Question

In a potential flow field, if the stream function \( \psi = xy^2 \), then the velocity potential \( \phi \) is:

• A. \( \frac{x^2 - y^2}{2} \)
• B. \( \frac{x^2 + y^2}{2} \)
• C. \( y \left(x^2 + \frac{y^2}{3} \right) \)
• D. \( y \left(x^2 - \frac{y^2}{3} \right) \)

Hint:

In potential flow, the velocity potential \( \phi \) can be determined by integrating the stream function \( \psi \) with respect to the appropriate variables and using the boundary conditions.

Answer 1

The Correct Option is D

For potential flow, the stream function \( \psi \) and velocity potential \( \phi \) are related through the equations: \[ u = \frac{\partial \phi}{\partial x}, \quad v = \frac{\partial \phi}{\partial y} \] and the stream function \( \psi \) is related to the velocity components by: \[ u = \frac{\partial \psi}{\partial y}, \quad v = -\frac{\partial \psi}{\partial x} \] The stream function is given as \( \psi = xy^2 \).

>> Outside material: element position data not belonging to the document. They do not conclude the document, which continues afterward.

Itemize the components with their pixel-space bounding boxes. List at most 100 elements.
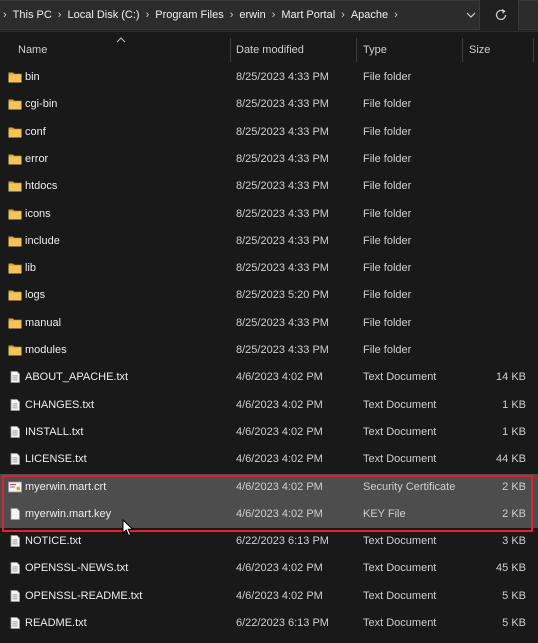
file-name: conf (25, 125, 46, 138)
file-row[interactable]: LICENSE.txt 4/6/2023 4:02 PM Text Document… (0, 446, 538, 473)
file-row[interactable]: bin 8/25/2023 4:33 PM File folder (0, 64, 538, 91)
chevron-right-icon[interactable]: › (272, 9, 276, 21)
file-name: NOTICE.txt (25, 535, 82, 548)
file-type: File folder (363, 262, 412, 275)
breadcrumb-apache[interactable]: Apache (351, 9, 388, 21)
file-name: myerwin.mart.key (25, 507, 112, 520)
file-row[interactable]: INSTALL.txt 4/6/2023 4:02 PM Text Document… (0, 419, 538, 446)
breadcrumb-this-pc[interactable]: This PC (13, 9, 52, 21)
file-name: OPENSSL-README.txt (25, 589, 143, 602)
file-type: Text Document (363, 453, 437, 466)
breadcrumb-mart-portal[interactable]: Mart Portal (281, 9, 335, 21)
file-size: 1 KB (502, 425, 526, 438)
file-date-modified: 8/25/2023 4:33 PM (236, 234, 329, 247)
file-row[interactable]: modules 8/25/2023 4:33 PM File folder (0, 337, 538, 364)
text-file-icon (8, 371, 22, 384)
file-type: Text Document (363, 425, 437, 438)
file-row[interactable]: myerwin.mart.crt 4/6/2023 4:02 PM Security… (0, 473, 538, 501)
folder-icon (8, 208, 22, 220)
file-type: Text Document (363, 562, 437, 575)
file-date-modified: 4/6/2023 4:02 PM (236, 507, 323, 520)
file-name: bin (25, 71, 40, 83)
file-date-modified: 8/25/2023 4:33 PM (236, 262, 329, 275)
file-name: htdocs (25, 180, 58, 193)
search-input[interactable] (518, 0, 538, 30)
file-name: ABOUT_APACHE.txt (25, 371, 129, 384)
file-date-modified: 4/6/2023 4:02 PM (236, 371, 323, 384)
file-name: README.txt (25, 617, 87, 629)
file-name: include (25, 234, 60, 247)
refresh-icon (495, 9, 507, 21)
file-size: 2 KB (502, 480, 526, 493)
refresh-button[interactable] (487, 2, 515, 28)
file-row[interactable]: manual 8/25/2023 4:33 PM File folder (0, 310, 538, 337)
breadcrumb-erwin[interactable]: erwin (239, 9, 265, 21)
file-size: 3 KB (502, 535, 526, 548)
file-date-modified: 4/6/2023 4:02 PM (236, 398, 323, 411)
file-name: lib (25, 262, 37, 275)
file-date-modified: 6/22/2023 6:13 PM (236, 617, 329, 629)
file-name: manual (25, 316, 62, 329)
chevron-right-icon[interactable]: › (394, 9, 398, 21)
file-type: Text Document (363, 398, 437, 411)
file-row[interactable]: icons 8/25/2023 4:33 PM File folder (0, 201, 538, 228)
text-file-icon (8, 453, 22, 466)
column-divider[interactable] (356, 38, 357, 62)
file-date-modified: 6/22/2023 6:13 PM (236, 535, 329, 548)
file-size: 5 KB (502, 589, 526, 602)
chevron-right-icon[interactable]: › (230, 9, 234, 21)
file-row[interactable]: myerwin.mart.key 4/6/2023 4:02 PM KEY File… (0, 500, 538, 528)
file-row[interactable]: OPENSSL-NEWS.txt 4/6/2023 4:02 PM Text Doc… (0, 555, 538, 582)
column-divider[interactable] (230, 38, 231, 62)
file-row[interactable]: error 8/25/2023 4:33 PM File folder (0, 146, 538, 173)
breadcrumb-program-files[interactable]: Program Files (155, 9, 223, 21)
file-row[interactable]: ABOUT_APACHE.txt 4/6/2023 4:02 PM Text Doc… (0, 364, 538, 391)
file-date-modified: 8/25/2023 4:33 PM (236, 71, 329, 83)
breadcrumb-local-disk[interactable]: Local Disk (C:) (67, 9, 139, 21)
address-bar: › This PC › Local Disk (C:) › Program Fi… (0, 0, 538, 32)
column-size[interactable]: Size (469, 35, 529, 65)
address-dropdown-button[interactable] (464, 7, 478, 23)
file-type: File folder (363, 180, 412, 193)
column-divider[interactable] (533, 38, 534, 62)
file-name: INSTALL.txt (25, 425, 84, 438)
column-name-label: Name (18, 44, 48, 56)
file-name: icons (25, 207, 51, 220)
text-file-icon (8, 425, 22, 438)
column-divider[interactable] (462, 38, 463, 62)
folder-icon (8, 98, 22, 110)
chevron-right-icon[interactable]: › (146, 9, 150, 21)
file-date-modified: 4/6/2023 4:02 PM (236, 480, 323, 493)
file-row[interactable]: conf 8/25/2023 4:33 PM File folder (0, 119, 538, 146)
column-type[interactable]: Type (363, 35, 458, 65)
file-date-modified: 8/25/2023 4:33 PM (236, 316, 329, 329)
file-date-modified: 8/25/2023 5:20 PM (236, 289, 329, 302)
file-type: File folder (363, 152, 412, 165)
file-type: File folder (363, 71, 412, 83)
column-date-label: Date modified (236, 44, 304, 56)
file-row[interactable]: CHANGES.txt 4/6/2023 4:02 PM Text Document… (0, 392, 538, 419)
file-size: 14 KB (496, 371, 526, 384)
file-row[interactable]: NOTICE.txt 6/22/2023 6:13 PM Text Document… (0, 528, 538, 555)
file-row[interactable]: cgi-bin 8/25/2023 4:33 PM File folder (0, 91, 538, 118)
column-name[interactable]: Name (18, 35, 228, 65)
column-date-modified[interactable]: Date modified (236, 35, 352, 65)
file-row[interactable]: OPENSSL-README.txt 4/6/2023 4:02 PM Text D… (0, 583, 538, 610)
folder-icon (8, 344, 22, 356)
chevron-right-icon[interactable]: › (3, 9, 7, 21)
chevron-down-icon (466, 12, 476, 18)
mouse-cursor-icon (122, 519, 134, 537)
file-name: error (25, 152, 49, 165)
file-row[interactable]: include 8/25/2023 4:33 PM File folder (0, 228, 538, 255)
file-row[interactable]: logs 8/25/2023 5:20 PM File folder (0, 282, 538, 309)
file-name: logs (25, 289, 46, 302)
folder-icon (8, 180, 22, 192)
breadcrumb[interactable]: › This PC › Local Disk (C:) › Program Fi… (0, 0, 480, 30)
file-row[interactable]: htdocs 8/25/2023 4:33 PM File folder (0, 173, 538, 200)
file-row[interactable]: README.txt 6/22/2023 6:13 PM Text Document… (0, 610, 538, 637)
file-row[interactable]: lib 8/25/2023 4:33 PM File folder (0, 255, 538, 282)
text-file-icon (8, 398, 22, 411)
file-date-modified: 8/25/2023 4:33 PM (236, 152, 329, 165)
chevron-right-icon[interactable]: › (58, 9, 62, 21)
chevron-right-icon[interactable]: › (341, 9, 345, 21)
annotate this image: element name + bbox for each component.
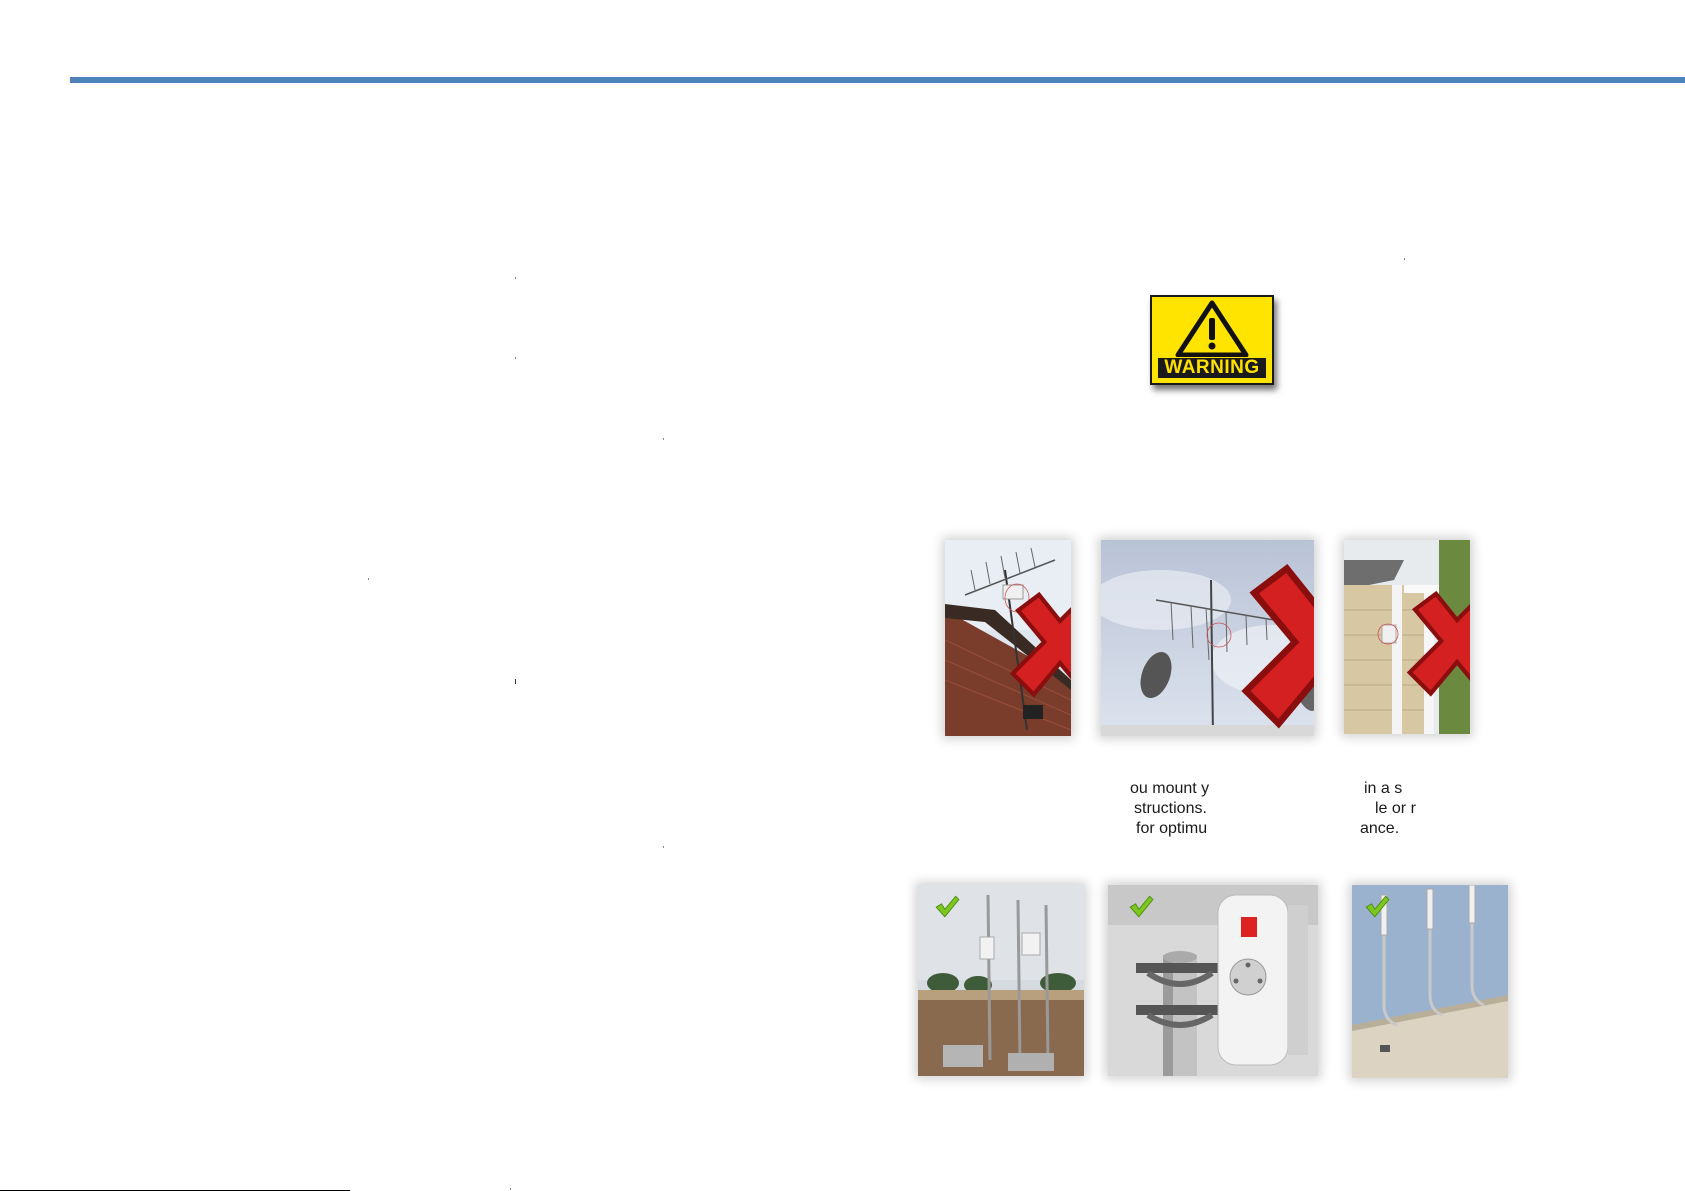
- speck: [510, 1188, 511, 1190]
- caption-fragment-left: ou mount y: [1130, 780, 1210, 797]
- header-rule: [70, 77, 1685, 83]
- photo-correct-rooftop-masts: [918, 885, 1084, 1076]
- speck: [515, 679, 516, 684]
- caption-fragment-right: in a s: [1364, 780, 1403, 797]
- photo-incorrect-mast: [945, 540, 1071, 736]
- speck: [515, 277, 516, 279]
- photo-correct-pole-bracket: [1108, 885, 1318, 1076]
- green-check-icon: [1129, 895, 1154, 918]
- speck: [663, 438, 664, 440]
- photo-correct-wall-masts: [1352, 885, 1508, 1078]
- caption-fragment-left: structions.: [1134, 800, 1207, 817]
- caption-line: for optimu ance.: [1120, 819, 1420, 839]
- speck: [515, 357, 516, 359]
- green-check-icon: [1365, 895, 1390, 918]
- caption-fragment-left: for optimu: [1136, 820, 1208, 837]
- speck: [1404, 258, 1405, 260]
- caption-fragment-right: ance.: [1360, 820, 1400, 837]
- speck: [368, 578, 369, 580]
- warning-sign: WARNING: [1150, 295, 1274, 385]
- speck: [663, 846, 664, 848]
- green-check-icon: [935, 895, 960, 918]
- photo-incorrect-tv-antennas: [1101, 540, 1314, 736]
- caption-fragment-right: le or r: [1375, 800, 1416, 817]
- red-x-icon: [1241, 563, 1314, 729]
- warning-label: WARNING: [1157, 357, 1267, 379]
- photo-incorrect-wall: [1344, 540, 1470, 734]
- red-x-icon: [1406, 590, 1470, 697]
- red-x-icon: [1009, 591, 1071, 698]
- caption-line: ou mount y in a s: [1120, 779, 1420, 799]
- caption-text: ou mount y in a s structions. le or r fo…: [1120, 779, 1420, 839]
- caption-line: structions. le or r: [1120, 799, 1420, 819]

Now, differentiate \( \psi \) with respect to \( y \) and \( x \): \[ u = \frac{\partial \psi}{\partial y} = 2xy \] \[ v = -\frac{\partial \psi}{\partial x} = -y^2 \] Now, we integrate \( u = 2xy \) with respect to \( x \) to find \( \phi \): \[ \phi = \int 2xy \, dx = x^2y + f(y) \] Next, differentiate \( \phi = x^2y + f(y) \) with respect to \( y \) and equate it to \( v = -y^2 \): \[ \frac{\partial \phi}{\partial y} = x^2 - f'(y) = -y^2 \] Solving for \( f'(y) \), we get: \[ f'(y) = x^2 + y^2 \] Thus, the velocity potential \( \phi \) is: \[ \phi = y \left( x^2 - \frac{y^2}{3} \right) \] Thus, the correct answer is (D).